Morador da área rural de Nova Esperança, ele se levanta às 4 da manhã para dar de comer à criação. Antes da primeira luz do dia, vai à lavoura colher folhas de amoreira, que depois espalha cuidadosamente sobre milhares de lagartas acomodadas em esteiras dentro de um galpão. Ele e a esposa, Creonice, repetem o ritual até cinco vezes ao dia, para garantir que não falte folha fresca ao bicho, que só se alimenta da amoreira. A lagarta retribui o carinho após um mês de criação, quando começa a tecer o casulo, trabalho que dura de três a quatro dias.
Tanto esmero do criador típico do método de criação herdado da colônia japonesa e empregado há quase um século no país tem sua recompensa. A produção brasileira, de 3 mil toneladas de casulo por ano, não chega a 1% do total mundial, mas em termos de qualidade deixa para trás gigantes como China e Índia. No Brasil, 95% dos casulos são de primeira: têm em média 1,2 mil metros de fio ininterrupto cada um, sem defeitos. Na Ásia, que apostou em raças que dispensam maiores cuidados, nem metade da produção atinge esse nível.
Laboratórios preservam e cruzam raças
Domesticado há cerca de 3 mil anos, na China, o bicho-da-seda é a larva da mariposa Bombyx mori, que desde então não existe na natureza. Na sericicultura, o ciclo de vida da espécie é interrompido antes da formação da mariposa por meio de calor, o bicho é sacrificado no estágio de pupa, logo após formar o casulo, para preservar o fio intacto.

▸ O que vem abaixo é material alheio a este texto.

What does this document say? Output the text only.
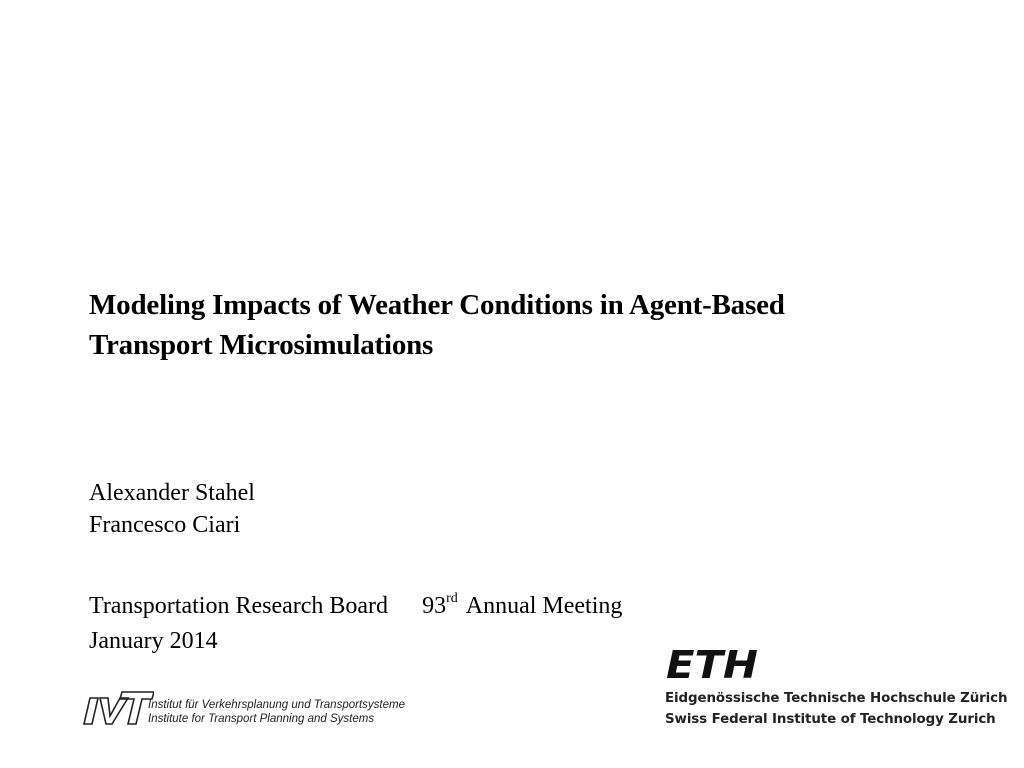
Modeling Impacts of Weather Conditions in Agent-Based
Transport Microsimulations
Alexander Stahel
Francesco Ciari
Transportation Research Board 93rd Annual Meeting
January 2014
Institut für Verkehrsplanung und Transportsysteme
Institute for Transport Planning and Systems
ETH
Eidgenössische Technische Hochschule Zürich
Swiss Federal Institute of Technology Zurich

As raças e híbridos cultivados hoje foram cuidadosamente selecionados ao longo dos últimos séculos, e toda a reprodução é controlada pelo homem. No Paraná, dois laboratórios cuidam da preservação de raças e do melhoramento genético do bicho-da-seda: o da fiação Bratac e o da Universidade Estadual de Maringá (UEM), que herdou os bancos genéticos da Cocamar e da Fujimura, que abandonaram a sericicultura.
A UEM tem um banco com 50 germoplasmas, dos quais 35 são raças provenientes da China, Índia e Japão. Seu principal projeto, iniciado em 2010, busca desenvolver um híbrido rústico do bicho-da-seda, que produza um fio mais adequado às fiações artesanais da região do Vale da Seda. "Já selecionamos seis híbridos de boa produtividade, e agora vamos avaliar como eles reagem às diferentes condições do ambiente. O trabalho deve durar mais uns três anos", conta a pesquisadora Roxelle Munhoz.